You are viewing a plain text version of this content. The canonical link for it is here.
Posted to user@arrow.apache.org by Manoj Karthick <ma...@ymail.com> on 2021/02/05 20:28:32 UTC

[Rust] [Parquet] Combining Parquet files

Hi,

I've been playing around with the Rust Parquet library and was trying to
understand how to combine Parquet files. I'm new to Rust and the Arrow
ecosystem, so I'd appreciate some help in figuring this out.

I'm looking for a way to naively merge Parquet files. For example, if we
have input files: A, B, C - I would like to create an output Parquet file
that has the row groups from A, B and C placed one after the other (I
understand this might be inefficient, but this mostly for development
purposes).

What would be the best way to achieve this?

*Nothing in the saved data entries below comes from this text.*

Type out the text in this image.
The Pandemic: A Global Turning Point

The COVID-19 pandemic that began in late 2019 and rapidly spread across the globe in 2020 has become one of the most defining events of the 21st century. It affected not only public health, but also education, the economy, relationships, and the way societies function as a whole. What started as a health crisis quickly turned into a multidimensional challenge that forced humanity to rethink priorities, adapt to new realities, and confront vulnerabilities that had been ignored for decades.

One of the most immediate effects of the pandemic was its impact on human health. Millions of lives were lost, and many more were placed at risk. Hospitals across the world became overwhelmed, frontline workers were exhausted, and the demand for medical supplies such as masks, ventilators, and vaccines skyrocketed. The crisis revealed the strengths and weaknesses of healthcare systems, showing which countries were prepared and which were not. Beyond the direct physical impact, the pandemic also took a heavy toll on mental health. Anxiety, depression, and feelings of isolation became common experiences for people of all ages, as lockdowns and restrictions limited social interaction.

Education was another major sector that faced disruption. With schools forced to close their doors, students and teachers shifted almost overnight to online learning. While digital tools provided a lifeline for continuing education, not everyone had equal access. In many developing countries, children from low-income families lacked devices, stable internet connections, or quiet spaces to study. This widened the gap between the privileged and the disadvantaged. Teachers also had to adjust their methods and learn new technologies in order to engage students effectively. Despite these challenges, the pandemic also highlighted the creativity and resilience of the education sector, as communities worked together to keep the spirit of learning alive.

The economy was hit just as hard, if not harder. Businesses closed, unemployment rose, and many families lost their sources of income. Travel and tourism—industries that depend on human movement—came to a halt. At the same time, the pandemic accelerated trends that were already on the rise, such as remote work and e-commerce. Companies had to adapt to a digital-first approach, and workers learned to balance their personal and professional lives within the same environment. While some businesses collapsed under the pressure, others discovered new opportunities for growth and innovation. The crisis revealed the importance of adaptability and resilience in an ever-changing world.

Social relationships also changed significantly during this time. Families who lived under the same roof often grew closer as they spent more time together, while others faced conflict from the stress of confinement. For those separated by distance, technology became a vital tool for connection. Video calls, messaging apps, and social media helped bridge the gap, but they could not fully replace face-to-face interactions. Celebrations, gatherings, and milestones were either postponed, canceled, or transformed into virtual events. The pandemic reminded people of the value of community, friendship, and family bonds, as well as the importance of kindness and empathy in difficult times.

Also how should the
FileMetaData be updated to reflect the new row groups and number of rows?

Thank you!

Re: [Rust] [Parquet] Combining Parquet files

Posted by Manoj Karthick <ma...@ymail.com>.
Thank you. The guide was really helpful!

On Sat, Feb 6, 2021 at 4:23 AM Fernando Herrera <
fernando.j.herrera@gmail.com> wrote:

> Hi,
>
> Have a look at this
>
> https://elferherrera.github.io/arrow_guide/reading_parquet.html
>
> It may give you and idea of the things you want to do
>
> On Fri, Feb 5, 2021 at 8:29 PM Manoj Karthick <ma...@ymail.com>
> wrote:
>
>> Hi,
>>
>> I've been playing around with the Rust Parquet library and was trying to
>> understand how to combine Parquet files. I'm new to Rust and the Arrow
>> ecosystem, so I'd appreciate some help in figuring this out.
>>
>> I'm looking for a way to naively merge Parquet files. For example, if we
>> have input files: A, B, C - I would like to create an output Parquet file
>> that has the row groups from A, B and C placed one after the other (I
>> understand this might be inefficient, but this mostly for development
>> purposes).
>>
>> What would be the best way to achieve this? Also how should the
>> FileMetaData be updated to reflect the new row groups and number of rows?
>>
>> Thank you!
>>
>

Re: [Rust] [Parquet] Combining Parquet files

Posted by Fernando Herrera <fe...@gmail.com>.
Hi,

Have a look at this

https://elferherrera.github.io/arrow_guide/reading_parquet.html

It may give you and idea of the things you want to do

On Fri, Feb 5, 2021 at 8:29 PM Manoj Karthick <ma...@ymail.com>
wrote:

> Hi,
>
> I've been playing around with the Rust Parquet library and was trying to
> understand how to combine Parquet files. I'm new to Rust and the Arrow
> ecosystem, so I'd appreciate some help in figuring this out.
>
> I'm looking for a way to naively merge Parquet files. For example, if we
> have input files: A, B, C - I would like to create an output Parquet file
> that has the row groups from A, B and C placed one after the other (I
> understand this might be inefficient, but this mostly for development
> purposes).
>
> What would be the best way to achieve this? Also how should the
> FileMetaData be updated to reflect the new row groups and number of rows?
>
> Thank you!
>